Ninety-seven percent of grants were for developing new technologies, which could reduce child mortality by 22%. This reduction is one third of what could be achieved if existing technologies were fully utilized.
There is a serious discrepancy between current research and the research needed to save children’s lives. In addition to increased research on the efficacy of treatment, there is an even greater need for increased research on delivery and use of technology.

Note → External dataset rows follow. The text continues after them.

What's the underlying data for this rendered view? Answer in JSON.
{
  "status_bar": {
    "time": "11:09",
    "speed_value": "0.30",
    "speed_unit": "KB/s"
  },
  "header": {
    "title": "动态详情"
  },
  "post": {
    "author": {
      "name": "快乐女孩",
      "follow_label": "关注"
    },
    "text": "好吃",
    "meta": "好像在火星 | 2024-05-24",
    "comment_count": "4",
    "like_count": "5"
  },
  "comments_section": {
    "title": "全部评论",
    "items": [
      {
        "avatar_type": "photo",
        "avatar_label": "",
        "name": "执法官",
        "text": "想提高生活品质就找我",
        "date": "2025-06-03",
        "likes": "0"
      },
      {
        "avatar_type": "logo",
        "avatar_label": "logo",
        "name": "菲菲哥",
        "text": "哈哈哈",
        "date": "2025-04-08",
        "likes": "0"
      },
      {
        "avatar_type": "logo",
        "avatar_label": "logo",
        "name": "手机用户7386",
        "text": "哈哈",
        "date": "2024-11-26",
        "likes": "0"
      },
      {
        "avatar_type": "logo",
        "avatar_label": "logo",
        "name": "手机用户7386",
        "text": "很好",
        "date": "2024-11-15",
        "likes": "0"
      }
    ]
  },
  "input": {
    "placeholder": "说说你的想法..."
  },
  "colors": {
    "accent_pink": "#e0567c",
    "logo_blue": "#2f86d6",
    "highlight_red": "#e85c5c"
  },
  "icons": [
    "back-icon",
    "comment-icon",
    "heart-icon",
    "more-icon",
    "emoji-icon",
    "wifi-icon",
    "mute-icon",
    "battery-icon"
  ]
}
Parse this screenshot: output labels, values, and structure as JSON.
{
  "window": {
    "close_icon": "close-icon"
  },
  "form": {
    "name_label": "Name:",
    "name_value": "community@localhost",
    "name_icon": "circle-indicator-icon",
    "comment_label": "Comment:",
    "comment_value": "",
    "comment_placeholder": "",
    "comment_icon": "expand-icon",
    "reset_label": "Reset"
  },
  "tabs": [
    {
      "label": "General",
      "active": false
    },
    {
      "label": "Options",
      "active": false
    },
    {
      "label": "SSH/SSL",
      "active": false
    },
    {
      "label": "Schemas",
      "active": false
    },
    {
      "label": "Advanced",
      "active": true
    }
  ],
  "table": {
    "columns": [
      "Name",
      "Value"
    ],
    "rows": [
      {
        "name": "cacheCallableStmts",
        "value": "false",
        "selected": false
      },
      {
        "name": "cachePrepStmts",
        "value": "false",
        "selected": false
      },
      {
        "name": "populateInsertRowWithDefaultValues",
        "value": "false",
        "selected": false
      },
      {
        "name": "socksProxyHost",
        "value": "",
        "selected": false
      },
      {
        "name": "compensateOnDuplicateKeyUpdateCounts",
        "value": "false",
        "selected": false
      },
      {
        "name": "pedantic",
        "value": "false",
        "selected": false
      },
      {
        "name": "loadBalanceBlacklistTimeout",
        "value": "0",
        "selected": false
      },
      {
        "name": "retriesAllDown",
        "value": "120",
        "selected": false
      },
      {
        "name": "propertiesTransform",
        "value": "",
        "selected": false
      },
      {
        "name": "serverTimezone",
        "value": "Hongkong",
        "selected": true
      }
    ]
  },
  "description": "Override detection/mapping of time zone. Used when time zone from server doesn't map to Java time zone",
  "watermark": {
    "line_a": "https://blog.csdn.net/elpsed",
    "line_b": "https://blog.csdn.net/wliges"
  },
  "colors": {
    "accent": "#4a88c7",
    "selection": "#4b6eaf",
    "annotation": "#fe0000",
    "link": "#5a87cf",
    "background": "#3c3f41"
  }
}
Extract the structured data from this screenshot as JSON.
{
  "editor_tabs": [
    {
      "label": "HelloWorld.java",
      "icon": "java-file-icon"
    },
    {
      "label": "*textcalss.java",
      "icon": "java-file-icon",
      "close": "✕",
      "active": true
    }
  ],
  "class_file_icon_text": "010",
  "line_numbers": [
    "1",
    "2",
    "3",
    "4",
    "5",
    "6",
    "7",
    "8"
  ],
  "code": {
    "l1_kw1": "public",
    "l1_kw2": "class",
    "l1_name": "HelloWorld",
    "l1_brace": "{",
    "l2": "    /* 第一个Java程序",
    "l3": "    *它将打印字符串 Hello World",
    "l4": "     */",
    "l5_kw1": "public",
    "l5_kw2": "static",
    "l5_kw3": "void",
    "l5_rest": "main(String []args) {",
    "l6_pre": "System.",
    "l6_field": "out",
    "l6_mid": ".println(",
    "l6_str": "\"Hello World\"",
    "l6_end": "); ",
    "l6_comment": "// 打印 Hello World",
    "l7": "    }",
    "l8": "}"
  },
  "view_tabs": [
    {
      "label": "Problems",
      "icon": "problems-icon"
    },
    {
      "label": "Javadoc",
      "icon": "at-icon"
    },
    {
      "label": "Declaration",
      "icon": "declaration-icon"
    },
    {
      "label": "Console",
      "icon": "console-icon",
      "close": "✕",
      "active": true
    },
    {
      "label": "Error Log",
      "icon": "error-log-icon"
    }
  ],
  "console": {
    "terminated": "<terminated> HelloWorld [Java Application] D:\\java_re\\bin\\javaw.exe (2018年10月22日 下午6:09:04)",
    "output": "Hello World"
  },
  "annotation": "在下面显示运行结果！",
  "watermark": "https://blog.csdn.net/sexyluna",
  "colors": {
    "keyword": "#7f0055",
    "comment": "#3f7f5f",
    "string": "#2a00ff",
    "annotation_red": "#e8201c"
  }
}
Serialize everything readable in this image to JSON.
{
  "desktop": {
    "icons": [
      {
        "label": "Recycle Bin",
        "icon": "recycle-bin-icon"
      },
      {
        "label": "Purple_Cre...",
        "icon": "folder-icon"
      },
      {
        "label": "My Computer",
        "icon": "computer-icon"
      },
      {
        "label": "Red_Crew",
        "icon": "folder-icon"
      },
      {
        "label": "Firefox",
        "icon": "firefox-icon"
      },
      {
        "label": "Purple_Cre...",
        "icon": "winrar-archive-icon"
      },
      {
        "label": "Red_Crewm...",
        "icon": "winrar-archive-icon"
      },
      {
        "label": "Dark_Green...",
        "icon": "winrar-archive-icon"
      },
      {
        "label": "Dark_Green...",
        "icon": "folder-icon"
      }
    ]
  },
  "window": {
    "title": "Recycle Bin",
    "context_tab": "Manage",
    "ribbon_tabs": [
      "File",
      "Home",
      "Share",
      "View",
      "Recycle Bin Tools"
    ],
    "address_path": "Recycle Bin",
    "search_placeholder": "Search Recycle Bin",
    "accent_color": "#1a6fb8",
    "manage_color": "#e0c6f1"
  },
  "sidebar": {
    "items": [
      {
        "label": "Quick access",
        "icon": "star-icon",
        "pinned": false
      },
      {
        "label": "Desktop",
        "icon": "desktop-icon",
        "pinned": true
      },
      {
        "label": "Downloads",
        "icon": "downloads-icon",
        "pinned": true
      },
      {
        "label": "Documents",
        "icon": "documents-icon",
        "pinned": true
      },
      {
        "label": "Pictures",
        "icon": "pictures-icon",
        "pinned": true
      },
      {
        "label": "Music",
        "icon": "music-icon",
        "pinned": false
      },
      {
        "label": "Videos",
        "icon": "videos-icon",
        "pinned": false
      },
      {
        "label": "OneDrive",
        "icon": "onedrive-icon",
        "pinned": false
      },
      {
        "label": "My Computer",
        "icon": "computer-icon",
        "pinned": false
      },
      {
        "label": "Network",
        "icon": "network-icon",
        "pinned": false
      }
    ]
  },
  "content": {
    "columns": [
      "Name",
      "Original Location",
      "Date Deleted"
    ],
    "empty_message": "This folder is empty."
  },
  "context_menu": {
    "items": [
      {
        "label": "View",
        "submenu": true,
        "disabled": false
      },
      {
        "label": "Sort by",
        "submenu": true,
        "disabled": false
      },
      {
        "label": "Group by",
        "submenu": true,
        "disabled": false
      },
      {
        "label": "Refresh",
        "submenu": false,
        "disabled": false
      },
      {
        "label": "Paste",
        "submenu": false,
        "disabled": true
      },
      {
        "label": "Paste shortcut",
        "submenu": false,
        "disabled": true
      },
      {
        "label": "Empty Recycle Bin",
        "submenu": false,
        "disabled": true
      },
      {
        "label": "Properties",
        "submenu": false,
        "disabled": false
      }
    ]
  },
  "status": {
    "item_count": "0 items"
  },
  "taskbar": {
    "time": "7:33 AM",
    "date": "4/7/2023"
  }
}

AN INVESTIGATION undertaken in 2003 for the Bellagio Conference on Child Survival showed that the vast majority of deaths of children younger than 5 years, about 10 million per year, occurred in 42 low-income countries.1 The Bellagio Conference concluded that about two thirds of these could be prevented by interventions currently available and feasible for implementation in these countries.1 Other articles from the conference indicated that the systems for delivering these technologies are seriously deficient2 and that their utilization is inadequate, especially among the poor.3
Before the Bellagio Conference, the international Commission on Health Research for Development drew attention to the imbalance in research addressing ill health in developing countries compared with research on health issues of populations in wealthy, industrialized countries.4 The critical finding from the commission report was that 90% of all research funding for health was devoted to the health problems of industrialized countries, whereas only 10% was for research on the health issues of low-income countries. This issue has received considerable public attention, and the imbalance is now widely referred to as the “10/90 gap.”5
The findings from the Bellagio Conference and global disparities in the allocation of research resources for health issues of populations in developing countries raise other questions about current research priorities: how much research is being directed toward breaking the bottlenecks in delivery and utilization that prevent existing technology from reducing child mortality? If, as we suspect, little such research is performed, how great a reduction in mortality can be expected from new health technologies in the future, given present conditions of utilization and delivery?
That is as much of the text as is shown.